Los romanos y los griegos se arrodillaban delante de sus estatuas, les ceñían coronas, las perfumaban con incienso y con flores y las paseaban triunfalmente por las plazas públicas; los católicos santificaron esas costumbres, y no por eso se les llama idólatras. Las mujeres, en época de sequía, llevaban las estatuas de los dioses en ayunas, y caminaban descalzas, con la cabellera destrenzada, aunque estuviera lloviendo. ¿Esa costumbre no se calificó de ilegítima entre los gentiles y de legítima entre los católicos? ¿No hemos visto en algunas ciudades llevar procesionalmente cuerpos muertos y corrompidos, para obtener por la intercesión de éstos las bendiciones del cielo? Si un turco o un hombre de letras chino presenciaran semejantes ceremonias, podrían por ignorancia acusar a los italianos de tener fe en los simulacros que pasean en las procesiones.

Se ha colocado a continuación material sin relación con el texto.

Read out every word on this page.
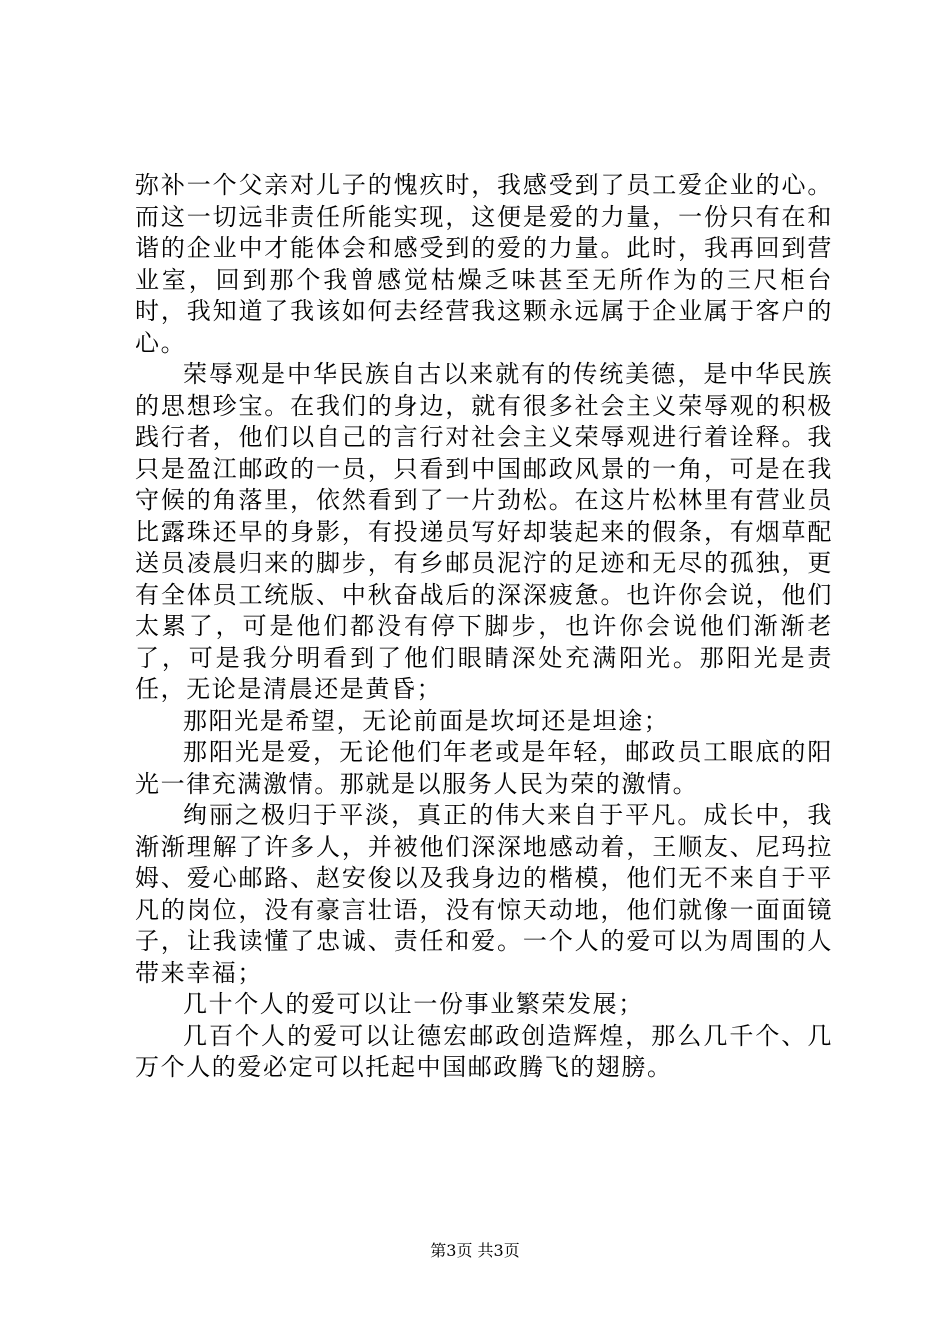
弥补一个父亲对儿子的愧疚时，我感受到了员工爱企业的心。而这一切远非责任所能实现，这便是爱的力量，一份只有在和谐的企业中才能体会和感受到的爱的力量。此时，我再回到营业室，回到那个我曾感觉枯燥乏味甚至无所作为的三尺柜台时，我知道了我该如何去经营我这颗永远属于企业属于客户的心。

荣辱观是中华民族自古以来就有的传统美德，是中华民族的思想珍宝。在我们的身边，就有很多社会主义荣辱观的积极践行者，他们以自己的言行对社会主义荣辱观进行着诠释。我只是盈江邮政的一员，只看到中国邮政风景的一角，可是在我守候的角落里，依然看到了一片劲松。在这片松林里有营业员比露珠还早的身影，有投递员写好却装起来的假条，有烟草配送员凌晨归来的脚步，有乡邮员泥泞的足迹和无尽的孤独，更有全体员工统版、中秋奋战后的深深疲惫。也许你会说，他们太累了，可是他们都没有停下脚步，也许你会说他们渐渐老了，可是我分明看到了他们眼睛深处充满阳光。那阳光是责任，无论是清晨还是黄昏；

那阳光是希望，无论前面是坎坷还是坦途；

那阳光是爱，无论他们年老或是年轻，邮政员工眼底的阳光一律充满激情。那就是以服务人民为荣的激情。

绚丽之极归于平淡，真正的伟大来自于平凡。成长中，我渐渐理解了许多人，并被他们深深地感动着，王顺友、尼玛拉姆、爱心邮路、赵安俊以及我身边的楷模，他们无不来自于平凡的岗位，没有豪言壮语，没有惊天动地，他们就像一面面镜子，让我读懂了忠诚、责任和爱。一个人的爱可以为周围的人带来幸福；

几十个人的爱可以让一份事业繁荣发展；

几百个人的爱可以让德宏邮政创造辉煌，那么几千个、几万个人的爱必定可以托起中国邮政腾飞的翅膀。

第3页 共3页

II – Examen de la idolatría antigua

En la época de Carlos I declararon en Inglaterra que era idólatra la religión católica. Los presbiterianos están convencidos de que los católicos adoran el pan que se comen y figuras que son obra de los escultores y de los pintores. Lo que parte de Europa reprocha a los católicos, éstos se lo reprochan a los gentiles. Sorprende el número prodigioso de acusaciones que en todos los tiempos han fulminado contra la idolatría de los romanos y de los griegos, y esta sorpresa crece de punto cuando nos convencemos de que no fueron idólatras.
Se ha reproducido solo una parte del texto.